Wir haben versucht, mit diesem Gesetz alle Voraussetzungen aufzuschreiben, um auch nach außen das Signal zu senden und diese Sorgen und Ängste zu nehmen. Wir wollen nicht, dass auch Wohnungen sichergestellt werden, wie Sie es in Ihrem Änderungsantrag beschrieben haben, meine Damen und Herren von der LINKEN. Das wollten wir eben nicht. Wir erkennen natürlich auch an, was sehr, sehr viele Menschen hier in Bremen und Bremerhaven in der Flüchtlingsarbeit bewältigen. Wir wollen die Akzeptanz der Flüchtlinge nicht durch solche Sicherstellungen in Gefahr bringen. Deswegen haben wir auch diese Größenzahlen in das Gesetz aufgenommen, deswegen haben wir die Befristung. Sie wissen, wie es mit Gesetzen ist. Wenn man sie befristet, kann man sie nach einer erneuten Prüfung noch einmal verlängern, falls die Notwendigkeit besteht.

(Abg.

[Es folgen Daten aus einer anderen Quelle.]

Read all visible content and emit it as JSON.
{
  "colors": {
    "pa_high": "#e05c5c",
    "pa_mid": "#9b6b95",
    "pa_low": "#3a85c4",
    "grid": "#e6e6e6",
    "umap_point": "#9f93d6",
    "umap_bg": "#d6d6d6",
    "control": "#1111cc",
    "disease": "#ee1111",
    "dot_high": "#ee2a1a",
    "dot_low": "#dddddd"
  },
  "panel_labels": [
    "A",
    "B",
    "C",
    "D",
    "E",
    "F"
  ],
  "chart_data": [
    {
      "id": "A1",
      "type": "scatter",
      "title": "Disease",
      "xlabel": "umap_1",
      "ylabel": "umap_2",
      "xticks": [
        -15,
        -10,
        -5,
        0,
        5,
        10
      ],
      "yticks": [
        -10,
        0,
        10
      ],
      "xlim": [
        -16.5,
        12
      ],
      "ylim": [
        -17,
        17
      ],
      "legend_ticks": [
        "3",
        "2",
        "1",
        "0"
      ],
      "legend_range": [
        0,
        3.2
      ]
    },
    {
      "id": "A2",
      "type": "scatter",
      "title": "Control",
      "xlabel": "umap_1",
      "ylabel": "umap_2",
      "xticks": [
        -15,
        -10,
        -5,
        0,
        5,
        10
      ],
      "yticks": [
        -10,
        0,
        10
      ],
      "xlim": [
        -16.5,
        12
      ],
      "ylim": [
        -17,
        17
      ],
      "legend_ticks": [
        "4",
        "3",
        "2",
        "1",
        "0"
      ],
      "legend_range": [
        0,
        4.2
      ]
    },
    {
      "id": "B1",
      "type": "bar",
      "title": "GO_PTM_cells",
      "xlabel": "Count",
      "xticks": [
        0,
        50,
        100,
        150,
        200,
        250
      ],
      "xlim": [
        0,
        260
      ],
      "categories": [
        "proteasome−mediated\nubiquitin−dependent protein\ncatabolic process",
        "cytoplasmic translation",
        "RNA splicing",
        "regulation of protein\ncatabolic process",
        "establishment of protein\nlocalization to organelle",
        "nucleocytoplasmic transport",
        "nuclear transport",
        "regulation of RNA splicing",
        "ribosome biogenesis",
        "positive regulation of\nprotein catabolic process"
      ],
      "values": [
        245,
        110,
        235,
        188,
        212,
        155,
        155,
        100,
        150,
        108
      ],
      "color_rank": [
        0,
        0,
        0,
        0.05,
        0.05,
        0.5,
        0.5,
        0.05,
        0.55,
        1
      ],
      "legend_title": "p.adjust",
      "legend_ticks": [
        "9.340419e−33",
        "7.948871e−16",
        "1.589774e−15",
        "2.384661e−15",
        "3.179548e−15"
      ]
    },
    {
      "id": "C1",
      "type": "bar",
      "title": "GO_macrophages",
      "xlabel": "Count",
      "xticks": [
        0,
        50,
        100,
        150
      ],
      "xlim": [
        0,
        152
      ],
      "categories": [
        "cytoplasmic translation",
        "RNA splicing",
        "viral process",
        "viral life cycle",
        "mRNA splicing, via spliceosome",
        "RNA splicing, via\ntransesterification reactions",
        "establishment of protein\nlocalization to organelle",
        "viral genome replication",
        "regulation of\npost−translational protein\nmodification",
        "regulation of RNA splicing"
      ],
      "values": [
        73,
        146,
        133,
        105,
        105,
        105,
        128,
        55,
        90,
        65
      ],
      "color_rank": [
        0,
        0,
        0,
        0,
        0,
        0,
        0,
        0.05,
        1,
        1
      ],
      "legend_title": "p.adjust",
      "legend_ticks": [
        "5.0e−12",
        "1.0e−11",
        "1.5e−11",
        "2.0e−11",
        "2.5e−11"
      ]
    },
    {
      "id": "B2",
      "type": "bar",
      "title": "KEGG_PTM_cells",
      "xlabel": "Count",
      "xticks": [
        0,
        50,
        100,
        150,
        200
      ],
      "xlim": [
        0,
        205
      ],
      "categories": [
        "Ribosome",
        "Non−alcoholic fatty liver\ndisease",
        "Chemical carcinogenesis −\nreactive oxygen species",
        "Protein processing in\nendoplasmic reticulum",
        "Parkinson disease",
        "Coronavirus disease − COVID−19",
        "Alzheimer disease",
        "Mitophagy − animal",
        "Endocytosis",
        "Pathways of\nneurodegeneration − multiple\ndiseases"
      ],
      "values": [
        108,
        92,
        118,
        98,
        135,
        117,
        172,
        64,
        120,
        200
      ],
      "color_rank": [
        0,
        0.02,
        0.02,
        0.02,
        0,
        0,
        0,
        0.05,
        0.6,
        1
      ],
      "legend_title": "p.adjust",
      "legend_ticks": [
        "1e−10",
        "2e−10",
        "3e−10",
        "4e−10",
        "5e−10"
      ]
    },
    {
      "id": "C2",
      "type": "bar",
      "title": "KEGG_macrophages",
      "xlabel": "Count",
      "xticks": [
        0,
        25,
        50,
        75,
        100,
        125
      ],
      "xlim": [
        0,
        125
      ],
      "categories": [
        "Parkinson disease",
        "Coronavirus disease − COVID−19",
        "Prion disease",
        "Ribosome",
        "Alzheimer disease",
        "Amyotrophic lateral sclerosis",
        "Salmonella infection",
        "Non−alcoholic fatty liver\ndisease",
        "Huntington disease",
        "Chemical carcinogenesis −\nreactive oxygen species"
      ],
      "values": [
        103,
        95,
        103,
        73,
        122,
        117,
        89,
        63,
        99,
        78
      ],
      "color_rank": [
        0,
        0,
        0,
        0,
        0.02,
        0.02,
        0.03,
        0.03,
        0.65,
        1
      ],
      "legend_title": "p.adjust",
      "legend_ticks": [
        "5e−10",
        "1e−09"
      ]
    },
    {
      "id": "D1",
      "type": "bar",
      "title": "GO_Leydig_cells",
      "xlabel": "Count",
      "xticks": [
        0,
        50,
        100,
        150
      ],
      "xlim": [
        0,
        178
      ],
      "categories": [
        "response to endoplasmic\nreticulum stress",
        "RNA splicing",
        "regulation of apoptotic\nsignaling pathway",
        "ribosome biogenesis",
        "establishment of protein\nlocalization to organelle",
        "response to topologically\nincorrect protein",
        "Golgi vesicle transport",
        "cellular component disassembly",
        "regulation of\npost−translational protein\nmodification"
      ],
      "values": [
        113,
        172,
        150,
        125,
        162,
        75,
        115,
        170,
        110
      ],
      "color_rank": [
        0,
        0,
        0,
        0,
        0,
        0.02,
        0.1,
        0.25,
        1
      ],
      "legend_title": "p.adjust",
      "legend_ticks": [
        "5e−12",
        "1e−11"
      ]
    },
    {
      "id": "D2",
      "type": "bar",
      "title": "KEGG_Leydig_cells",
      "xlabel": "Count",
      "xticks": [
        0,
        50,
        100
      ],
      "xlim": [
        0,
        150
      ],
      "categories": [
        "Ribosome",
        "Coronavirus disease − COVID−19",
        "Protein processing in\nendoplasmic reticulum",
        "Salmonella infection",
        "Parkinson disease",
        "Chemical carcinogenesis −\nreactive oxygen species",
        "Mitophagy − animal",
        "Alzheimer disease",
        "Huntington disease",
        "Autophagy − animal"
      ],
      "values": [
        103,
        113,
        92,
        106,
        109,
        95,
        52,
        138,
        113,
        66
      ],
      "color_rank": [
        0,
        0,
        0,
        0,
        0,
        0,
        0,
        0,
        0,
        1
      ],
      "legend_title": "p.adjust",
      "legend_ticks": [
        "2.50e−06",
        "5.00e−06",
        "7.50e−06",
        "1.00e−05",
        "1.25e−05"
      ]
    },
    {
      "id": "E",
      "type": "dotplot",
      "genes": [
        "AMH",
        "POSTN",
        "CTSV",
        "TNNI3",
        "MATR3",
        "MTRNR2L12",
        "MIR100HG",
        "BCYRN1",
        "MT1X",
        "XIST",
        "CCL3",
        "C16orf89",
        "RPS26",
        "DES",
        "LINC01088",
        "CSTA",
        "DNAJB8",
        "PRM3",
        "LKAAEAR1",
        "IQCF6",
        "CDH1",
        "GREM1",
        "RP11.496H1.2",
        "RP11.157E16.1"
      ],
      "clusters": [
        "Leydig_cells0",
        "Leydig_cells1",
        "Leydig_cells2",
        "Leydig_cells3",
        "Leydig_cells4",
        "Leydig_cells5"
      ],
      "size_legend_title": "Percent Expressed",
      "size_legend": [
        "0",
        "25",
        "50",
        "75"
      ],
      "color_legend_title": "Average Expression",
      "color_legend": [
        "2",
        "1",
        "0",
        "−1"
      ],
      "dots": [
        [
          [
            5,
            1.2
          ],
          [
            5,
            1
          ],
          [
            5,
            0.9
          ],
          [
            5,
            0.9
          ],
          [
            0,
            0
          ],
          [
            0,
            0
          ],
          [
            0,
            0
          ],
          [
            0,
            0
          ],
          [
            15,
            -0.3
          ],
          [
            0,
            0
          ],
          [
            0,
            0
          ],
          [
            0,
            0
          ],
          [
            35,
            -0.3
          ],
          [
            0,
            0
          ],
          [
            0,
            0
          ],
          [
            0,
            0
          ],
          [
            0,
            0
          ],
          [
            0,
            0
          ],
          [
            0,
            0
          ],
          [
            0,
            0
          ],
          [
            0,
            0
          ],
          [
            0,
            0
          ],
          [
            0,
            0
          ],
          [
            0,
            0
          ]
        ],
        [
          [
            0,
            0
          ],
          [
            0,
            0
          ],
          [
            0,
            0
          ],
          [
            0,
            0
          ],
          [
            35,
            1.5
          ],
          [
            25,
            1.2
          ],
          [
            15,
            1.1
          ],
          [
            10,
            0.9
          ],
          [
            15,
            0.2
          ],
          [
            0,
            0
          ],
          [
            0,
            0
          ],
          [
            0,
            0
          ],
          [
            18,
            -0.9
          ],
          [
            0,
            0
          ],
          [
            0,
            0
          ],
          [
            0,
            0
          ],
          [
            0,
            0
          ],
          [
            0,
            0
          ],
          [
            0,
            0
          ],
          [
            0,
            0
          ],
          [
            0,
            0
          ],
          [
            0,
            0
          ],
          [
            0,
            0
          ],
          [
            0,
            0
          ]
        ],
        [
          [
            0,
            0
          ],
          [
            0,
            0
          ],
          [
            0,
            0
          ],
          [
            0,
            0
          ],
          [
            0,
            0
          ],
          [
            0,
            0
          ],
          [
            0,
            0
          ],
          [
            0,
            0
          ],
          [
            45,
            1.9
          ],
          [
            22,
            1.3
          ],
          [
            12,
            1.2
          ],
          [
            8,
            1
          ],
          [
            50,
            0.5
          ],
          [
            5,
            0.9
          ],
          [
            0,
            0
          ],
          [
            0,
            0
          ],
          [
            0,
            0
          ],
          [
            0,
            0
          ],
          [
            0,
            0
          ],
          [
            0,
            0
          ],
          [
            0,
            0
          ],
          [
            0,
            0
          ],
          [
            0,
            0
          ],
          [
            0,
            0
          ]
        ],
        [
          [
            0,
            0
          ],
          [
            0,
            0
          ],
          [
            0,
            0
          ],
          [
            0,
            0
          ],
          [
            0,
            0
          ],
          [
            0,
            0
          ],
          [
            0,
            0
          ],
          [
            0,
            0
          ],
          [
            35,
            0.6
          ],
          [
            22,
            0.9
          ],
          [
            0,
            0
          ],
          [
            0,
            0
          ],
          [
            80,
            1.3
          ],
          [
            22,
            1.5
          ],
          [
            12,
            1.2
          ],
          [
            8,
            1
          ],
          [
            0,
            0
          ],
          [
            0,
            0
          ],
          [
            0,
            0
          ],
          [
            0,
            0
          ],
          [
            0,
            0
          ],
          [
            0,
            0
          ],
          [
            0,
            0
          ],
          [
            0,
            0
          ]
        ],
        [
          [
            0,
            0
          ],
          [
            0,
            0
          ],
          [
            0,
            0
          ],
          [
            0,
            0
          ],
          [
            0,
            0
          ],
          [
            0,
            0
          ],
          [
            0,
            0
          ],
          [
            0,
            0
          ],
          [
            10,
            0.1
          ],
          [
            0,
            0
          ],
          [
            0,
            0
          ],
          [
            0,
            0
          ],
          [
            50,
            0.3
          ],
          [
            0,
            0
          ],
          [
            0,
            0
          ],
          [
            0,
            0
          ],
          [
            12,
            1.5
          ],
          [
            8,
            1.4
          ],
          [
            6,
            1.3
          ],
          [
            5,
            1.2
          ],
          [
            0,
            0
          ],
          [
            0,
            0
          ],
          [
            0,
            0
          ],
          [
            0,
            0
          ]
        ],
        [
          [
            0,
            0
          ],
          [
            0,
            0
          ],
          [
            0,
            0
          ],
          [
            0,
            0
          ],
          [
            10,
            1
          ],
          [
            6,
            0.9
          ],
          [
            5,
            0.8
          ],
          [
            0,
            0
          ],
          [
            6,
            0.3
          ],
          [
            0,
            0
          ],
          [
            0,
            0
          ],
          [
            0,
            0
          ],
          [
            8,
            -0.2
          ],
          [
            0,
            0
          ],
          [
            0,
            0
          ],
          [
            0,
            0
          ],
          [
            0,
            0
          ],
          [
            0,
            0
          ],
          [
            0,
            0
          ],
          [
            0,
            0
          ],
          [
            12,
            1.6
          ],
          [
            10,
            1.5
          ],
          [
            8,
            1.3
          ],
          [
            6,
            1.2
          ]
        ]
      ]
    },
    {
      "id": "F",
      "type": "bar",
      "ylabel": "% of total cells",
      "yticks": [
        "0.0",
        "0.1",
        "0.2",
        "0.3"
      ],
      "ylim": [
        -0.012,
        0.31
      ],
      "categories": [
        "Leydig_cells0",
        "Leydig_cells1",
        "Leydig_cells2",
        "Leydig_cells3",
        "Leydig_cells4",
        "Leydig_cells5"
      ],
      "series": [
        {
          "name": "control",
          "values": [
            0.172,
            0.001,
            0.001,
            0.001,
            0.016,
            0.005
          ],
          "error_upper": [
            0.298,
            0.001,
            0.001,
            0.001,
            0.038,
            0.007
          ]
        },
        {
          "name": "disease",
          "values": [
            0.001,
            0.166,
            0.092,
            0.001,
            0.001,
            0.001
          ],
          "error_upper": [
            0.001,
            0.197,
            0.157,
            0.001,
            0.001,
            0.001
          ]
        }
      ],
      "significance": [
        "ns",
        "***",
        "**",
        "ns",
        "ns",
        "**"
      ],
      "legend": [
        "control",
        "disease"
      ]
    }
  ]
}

Dr. vom Bruch [CDU]: Das stimmt!)

Frau Bernhard, Sie haben hier versucht, das so ein bisschen auszuspielen. Das fand ich, ehrlich gesagt, sehr schade.

(Beifall Bündnis 90/Die Grünen, SPD)

Sie haben den Eindruck erweckt, als würde die rotgrüne Koalition hier im Land Bremen nur die Flüchtlinge im Blick haben und die anderen Menschen nicht.